Hoezeer Posthumus-van der Goot ook steeds het vrouwelijk vermogen tot onderling begrip bezong, zelf oogstte zij in de vrouwenbeweging niet slechts bewondering. Tijdens de Duitse bezetting werd zij - om niet opgehelderde redenen - door een medebestuurslid van het IAV, Jane de Iongh, en de voorzitster van de Nederlandsche Vereeniging van Vrouwen met Academische Opleiding, Marie Anne Tellegen, buiten de oprichting van de Unie van Vrouwelijke Vrijwilligers gehouden, en later ook buiten het invloedrijke Nederlandsche Vrouwencomité. Mogelijk was hier sprake van persoonlijke wrijvingen, veroorzaakt door de escapades van haar weinig trouwe echtgenoot; in 1950 scheidden zij van tafel en bed.

In 1945 nam Posthumus-van der Goot haar radiowerk weer op.

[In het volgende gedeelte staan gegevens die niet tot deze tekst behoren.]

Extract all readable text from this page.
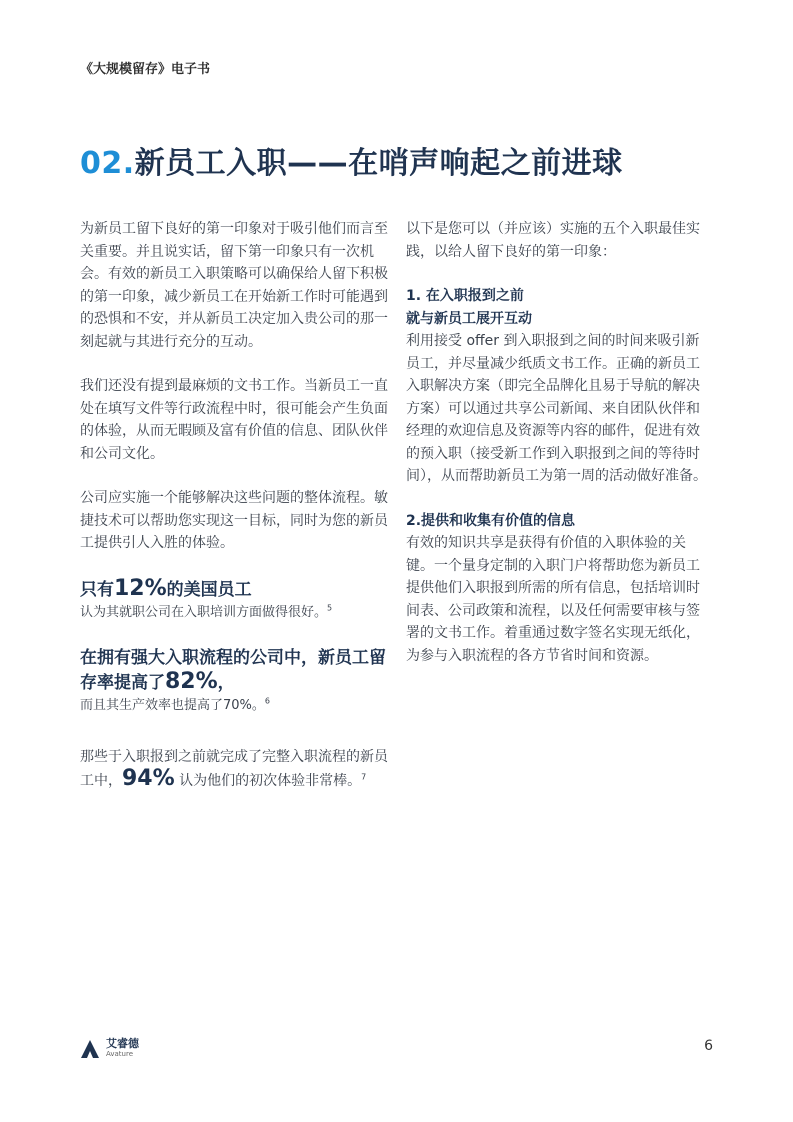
《大规模留存》电子书
02.新员工入职——在哨声响起之前进球

为新员工留下良好的第一印象对于吸引他们而言至关重要。并且说实话，留下第一印象只有一次机会。有效的新员工入职策略可以确保给人留下积极的第一印象，减少新员工在开始新工作时可能遇到的恐惧和不安，并从新员工决定加入贵公司的那一刻起就与其进行充分的互动。

我们还没有提到最麻烦的文书工作。当新员工一直处在填写文件等行政流程中时，很可能会产生负面的体验，从而无暇顾及富有价值的信息、团队伙伴和公司文化。

公司应实施一个能够解决这些问题的整体流程。敏捷技术可以帮助您实现这一目标，同时为您的新员工提供引人入胜的体验。

只有12%的美国员工

认为其就职公司在入职培训方面做得很好。$^5$

在拥有强大入职流程的公司中，新员工留存率提高了82%，

而且其生产效率也提高了70%。$^6$

那些于入职报到之前就完成了完整入职流程的新员工中，94% 认为他们的初次体验非常棒。$^7$

以下是您可以（并应该）实施的五个入职最佳实践，以给人留下良好的第一印象：

1. 在入职报到之前
就与新员工展开互动

利用接受 offer 到入职报到之间的时间来吸引新员工，并尽量减少纸质文书工作。正确的新员工入职解决方案（即完全品牌化且易于导航的解决方案）可以通过共享公司新闻、来自团队伙伴和经理的欢迎信息及资源等内容的邮件，促进有效的预入职（接受新工作到入职报到之间的等待时间），从而帮助新员工为第一周的活动做好准备。

2.提供和收集有价值的信息

有效的知识共享是获得有价值的入职体验的关键。一个量身定制的入职门户将帮助您为新员工提供他们入职报到所需的所有信息，包括培训时间表、公司政策和流程，以及任何需要审核与签署的文书工作。着重通过数字签名实现无纸化，为参与入职流程的各方节省时间和资源。

艾睿德
Avature	6
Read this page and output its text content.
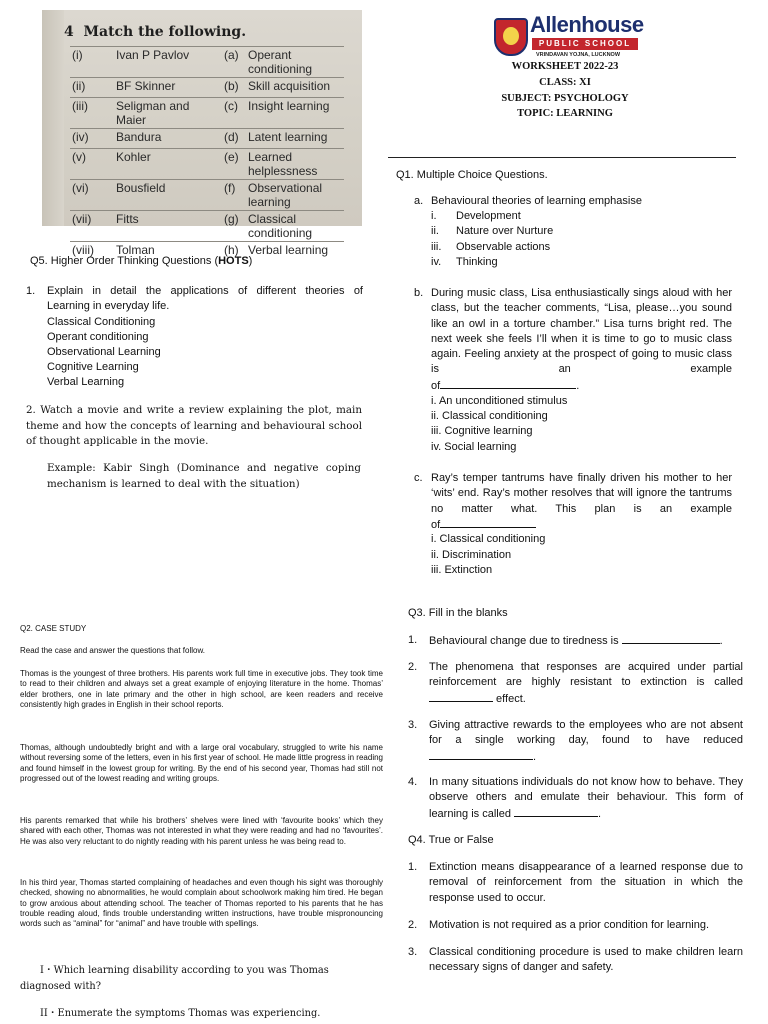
4 Match the following.
(i)	Ivan P Pavlov	(a)	Operant conditioning
(ii)	BF Skinner	(b)	Skill acquisition
(iii)	Seligman and Maier	(c)	Insight learning
(iv)	Bandura	(d)	Latent learning
(v)	Kohler	(e)	Learned helplessness
(vi)	Bousfield	(f)	Observational learning
(vii)	Fitts	(g)	Classical conditioning
(viii)	Tolman	(h)	Verbal learning
Allenhouse
PUBLIC SCHOOL
VRINDAVAN YOJNA, LUCKNOW
WORKSHEET 2022-23
CLASS: XI
SUBJECT: PSYCHOLOGY
TOPIC: LEARNING
Q5. Higher Order Thinking Questions (HOTS)
1. Explain in detail the applications of different theories of
Learning in everyday life.
Classical Conditioning
Operant conditioning
Observational Learning
Cognitive Learning
Verbal Learning
2. Watch a movie and write a review explaining the plot, main theme and how the concepts of learning and behavioural school of thought applicable in the movie.
Example: Kabir Singh (Dominance and negative coping mechanism is learned to deal with the situation)
Q1. Multiple Choice Questions.
a. Behavioural theories of learning emphasise
i. Development
ii. Nature over Nurture
iii. Observable actions
iv. Thinking
b. During music class, Lisa enthusiastically sings aloud with her class, but the teacher comments, “Lisa, please…you sound like an owl in a torture chamber.” Lisa turns bright red. The next week she feels I’ll when it is time to go to music class again. Feeling anxiety at the prospect of going to music class is an example
of	.
i. An unconditioned stimulus
ii. Classical conditioning
iii. Cognitive learning
iv. Social learning
c. Ray’s temper tantrums have finally driven his mother to her ‘wits’ end. Ray’s mother resolves that will ignore the tantrums no matter what. This plan is an example
of
i. Classical conditioning
ii. Discrimination
iii. Extinction
Q3. Fill in the blanks
1. Behavioural change due to tiredness is	.
2. The phenomena that responses are acquired under partial reinforcement are highly resistant to extinction is called  effect.
3. Giving attractive rewards to the employees who are not absent for a single working day, found to have reduced.
4. In many situations individuals do not know how to behave. They observe others and emulate their behaviour. This form of learning is called	.
Q4. True or False
1. Extinction means disappearance of a learned response due to removal of reinforcement from the situation in which the response used to occur.
2. Motivation is not required as a prior condition for learning.
3. Classical conditioning procedure is used to make children learn necessary signs of danger and safety.
Q2. CASE STUDY
Read the case and answer the questions that follow.
Thomas is the youngest of three brothers. His parents work full time in executive jobs. They took time to read to their children and always set a great example of enjoying literature in the home. Thomas’ elder brothers, one in late primary and the other in high school, are keen readers and receive consistently high grades in English in their school reports.
Thomas, although undoubtedly bright and with a large oral vocabulary, struggled to write his name without reversing some of the letters, even in his first year of school. He made little progress in reading and found himself in the lowest group for writing. By the end of his second year, Thomas had still not progressed out of the lowest reading and writing groups.
His parents remarked that while his brothers’ shelves were lined with ‘favourite books’ which they shared with each other, Thomas was not interested in what they were reading and had no ‘favourites’. He was also very reluctant to do nightly reading with his parent unless he was being read to.
In his third year, Thomas started complaining of headaches and even though his sight was thoroughly checked, showing no abnormalities, he would complain about schoolwork making him tired. He began to grow anxious about attending school. The teacher of Thomas reported to his parents that he has trouble reading aloud, finds trouble understanding written instructions, have trouble mispronouncing words such as “aminal” for “animal” and have trouble with spellings.
I・Which learning disability according to you was Thomas diagnosed with?
II・Enumerate the symptoms Thomas was experiencing.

Kort na de bevrijding maakte zij voor de Stichting Nederlandsche Radio-Omroep in Overgangstijd veertien uiteenlopende programma's, waarmee zij zestig uitzendingen per maand verzorgde. Maar het jaar daarop begon zij - wellicht mede onder invloed van de afbrokkelende autoriteit van Vogt en toenemende bezuinigingen bij de AVRO - zendtijd in te leveren. Toen in 1951 de programmaleiding besloot Korte gesprekken van vrouw tot vrouw te beëindigen, verbrak zij haar samenwerking met de omroepvereniging en zegde zij haar lidmaatschap op. Wel bleef zij in de jaren vijftig nog actief als bestuurslid van de mede door haar opgerichte International Association of Radio Women. Ook maakte zij in die jaren incidenteel programma's voor buitenlandse omroepen en voor de Wereldomroep.

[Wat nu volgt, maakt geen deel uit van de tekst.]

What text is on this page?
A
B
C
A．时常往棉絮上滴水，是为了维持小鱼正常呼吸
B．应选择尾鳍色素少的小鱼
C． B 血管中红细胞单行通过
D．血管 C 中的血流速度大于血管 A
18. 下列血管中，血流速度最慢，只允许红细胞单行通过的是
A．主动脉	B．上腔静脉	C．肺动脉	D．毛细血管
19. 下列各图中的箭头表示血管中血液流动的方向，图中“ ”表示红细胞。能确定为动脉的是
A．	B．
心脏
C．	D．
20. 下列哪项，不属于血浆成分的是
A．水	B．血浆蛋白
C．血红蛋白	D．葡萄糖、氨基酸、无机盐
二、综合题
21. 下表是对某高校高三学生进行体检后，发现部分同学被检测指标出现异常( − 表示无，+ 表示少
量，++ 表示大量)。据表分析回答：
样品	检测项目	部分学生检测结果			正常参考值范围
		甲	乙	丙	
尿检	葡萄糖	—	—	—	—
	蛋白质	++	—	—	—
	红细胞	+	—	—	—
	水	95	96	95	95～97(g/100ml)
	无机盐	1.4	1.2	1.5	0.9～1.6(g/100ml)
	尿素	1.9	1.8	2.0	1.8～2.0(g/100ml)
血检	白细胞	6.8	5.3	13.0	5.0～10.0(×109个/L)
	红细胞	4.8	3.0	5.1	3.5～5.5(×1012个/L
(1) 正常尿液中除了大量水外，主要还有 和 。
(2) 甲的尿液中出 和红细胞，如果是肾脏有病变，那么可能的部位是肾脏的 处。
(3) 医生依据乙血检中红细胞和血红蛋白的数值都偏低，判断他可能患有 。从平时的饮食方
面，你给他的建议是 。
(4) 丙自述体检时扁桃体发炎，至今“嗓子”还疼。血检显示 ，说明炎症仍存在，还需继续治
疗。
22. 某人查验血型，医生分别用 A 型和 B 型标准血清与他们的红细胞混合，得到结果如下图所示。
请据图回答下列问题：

Naarmate haar werk voor de radio afnam, begon Willemijn Posthumus-van der Goot meer te schrijven. In 1946 publiceerde zij op het terrein van haar oude liefde de theoretische verhandeling Statistiek en werkelijkheid , waarin ze zich bewust toont van het constructieve, casu quo subjectieve en manipulatieve, karakter van de statistiek, die desondanks de feitelijke werkelijkheid dicht kan benaderen. In samenhang met haar inspanningen tot heroprichting en wederopbouw van het IAV, dat gedurende de bezetting was leeggeroofd, verscheen in 1948 het door haar geïnitieerde en samen met Anna de Waal geredigeerde feministisch historische overzichtswerk Van moeder op dochter. Het aandeel van de vrouw in een veranderende wereld . Het boek werd uitgegeven in het kader van de tentoonstelling 'Vrouwen van Nederland, 1898-1948', ter gelegenheid van de troonsafstand van koningin Wilhelmina en de troonsbestijging door Juliana.

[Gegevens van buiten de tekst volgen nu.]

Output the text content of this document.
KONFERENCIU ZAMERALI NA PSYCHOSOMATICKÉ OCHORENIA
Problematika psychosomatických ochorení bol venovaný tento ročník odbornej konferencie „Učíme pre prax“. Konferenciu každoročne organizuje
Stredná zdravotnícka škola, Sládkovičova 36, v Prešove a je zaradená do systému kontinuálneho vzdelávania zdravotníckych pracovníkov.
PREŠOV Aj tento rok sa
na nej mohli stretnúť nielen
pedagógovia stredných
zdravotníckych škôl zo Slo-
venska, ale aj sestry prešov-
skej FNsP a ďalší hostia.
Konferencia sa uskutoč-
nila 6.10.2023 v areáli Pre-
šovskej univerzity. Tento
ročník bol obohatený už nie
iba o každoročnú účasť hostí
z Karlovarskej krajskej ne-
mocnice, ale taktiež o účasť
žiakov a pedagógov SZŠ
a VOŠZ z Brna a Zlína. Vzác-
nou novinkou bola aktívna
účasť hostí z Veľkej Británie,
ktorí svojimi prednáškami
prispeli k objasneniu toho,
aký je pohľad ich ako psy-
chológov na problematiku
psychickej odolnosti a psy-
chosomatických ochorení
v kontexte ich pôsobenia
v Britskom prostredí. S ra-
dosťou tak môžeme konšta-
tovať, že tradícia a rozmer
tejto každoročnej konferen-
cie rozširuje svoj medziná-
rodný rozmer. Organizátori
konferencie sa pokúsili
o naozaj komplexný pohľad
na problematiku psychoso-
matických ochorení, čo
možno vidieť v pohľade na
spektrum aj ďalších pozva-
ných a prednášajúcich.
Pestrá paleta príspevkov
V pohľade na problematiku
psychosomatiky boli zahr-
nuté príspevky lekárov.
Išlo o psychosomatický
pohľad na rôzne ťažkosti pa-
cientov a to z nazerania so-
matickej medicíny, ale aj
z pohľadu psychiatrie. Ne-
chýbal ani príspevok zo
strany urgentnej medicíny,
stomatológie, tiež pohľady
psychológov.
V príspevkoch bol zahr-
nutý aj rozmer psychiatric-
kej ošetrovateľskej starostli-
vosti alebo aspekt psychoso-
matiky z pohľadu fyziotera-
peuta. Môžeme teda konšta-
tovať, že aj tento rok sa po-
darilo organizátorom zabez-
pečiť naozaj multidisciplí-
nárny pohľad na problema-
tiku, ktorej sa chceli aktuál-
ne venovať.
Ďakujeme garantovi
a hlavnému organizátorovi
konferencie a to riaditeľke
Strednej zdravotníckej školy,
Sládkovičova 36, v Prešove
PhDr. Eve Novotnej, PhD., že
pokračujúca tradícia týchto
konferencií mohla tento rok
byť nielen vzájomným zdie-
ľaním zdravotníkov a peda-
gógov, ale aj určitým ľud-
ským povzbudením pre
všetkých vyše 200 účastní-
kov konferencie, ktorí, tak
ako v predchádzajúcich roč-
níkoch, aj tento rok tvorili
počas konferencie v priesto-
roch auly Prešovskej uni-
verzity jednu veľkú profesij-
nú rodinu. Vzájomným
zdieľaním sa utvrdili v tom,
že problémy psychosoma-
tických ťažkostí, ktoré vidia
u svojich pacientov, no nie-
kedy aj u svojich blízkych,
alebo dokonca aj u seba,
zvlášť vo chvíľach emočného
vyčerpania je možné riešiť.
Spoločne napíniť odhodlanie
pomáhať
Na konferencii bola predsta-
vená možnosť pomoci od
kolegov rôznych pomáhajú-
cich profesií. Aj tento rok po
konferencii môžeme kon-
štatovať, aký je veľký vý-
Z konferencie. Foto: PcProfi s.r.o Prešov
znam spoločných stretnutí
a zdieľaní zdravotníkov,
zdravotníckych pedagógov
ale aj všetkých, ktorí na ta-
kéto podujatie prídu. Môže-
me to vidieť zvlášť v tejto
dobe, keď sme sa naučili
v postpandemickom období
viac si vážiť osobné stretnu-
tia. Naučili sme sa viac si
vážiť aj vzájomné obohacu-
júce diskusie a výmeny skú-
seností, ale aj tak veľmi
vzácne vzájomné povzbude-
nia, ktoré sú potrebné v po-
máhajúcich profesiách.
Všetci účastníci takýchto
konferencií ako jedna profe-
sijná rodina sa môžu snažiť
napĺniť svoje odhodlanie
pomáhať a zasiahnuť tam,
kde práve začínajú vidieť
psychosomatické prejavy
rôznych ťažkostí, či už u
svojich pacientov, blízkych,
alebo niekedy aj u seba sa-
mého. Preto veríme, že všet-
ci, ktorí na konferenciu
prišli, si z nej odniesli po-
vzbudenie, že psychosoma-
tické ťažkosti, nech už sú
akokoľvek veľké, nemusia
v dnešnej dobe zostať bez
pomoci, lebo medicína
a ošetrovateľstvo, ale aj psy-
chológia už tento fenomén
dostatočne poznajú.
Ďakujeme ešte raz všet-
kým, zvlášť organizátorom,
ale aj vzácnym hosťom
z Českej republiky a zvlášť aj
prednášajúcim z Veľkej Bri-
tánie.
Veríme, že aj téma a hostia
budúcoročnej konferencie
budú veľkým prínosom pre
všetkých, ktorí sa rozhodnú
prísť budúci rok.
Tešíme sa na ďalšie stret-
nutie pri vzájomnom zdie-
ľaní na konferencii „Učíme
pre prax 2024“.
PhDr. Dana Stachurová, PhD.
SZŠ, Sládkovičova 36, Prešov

Al in de eerste druk van Van moeder op dochter deed Willemijn Posthumus-van der Goot meer dan alleen redigeren. Zij schreef de sfeervolle 'achtergronden van het vrouwenleven', die dit boek een bijzonder aanzien hebben gegeven, en bemoeide zich intensief met enkele hoofdstukken. Voor de heruitgave uit 1968 zou zij een nieuw deel over de jaren 1948-1968 schrijven. Voor een tweede heruitgave in 1978 zou zij nog een nawoord toevoegen.

In 1961 publiceerde Posthumus-van der Goot een historisch overzicht van de vrouwenvredesbeweging onder de titel Vrouwen vochten voor de vrede . Zij schreef ook meer eigentijdse verhandelingen, waarin het vermogen van vrouwen als moeders om vrede te stichten en te bewaren werd beklemtoond. Daarnaast was zij actief in verscheidene organisaties op het gebied van vrede en internationale samenwerking.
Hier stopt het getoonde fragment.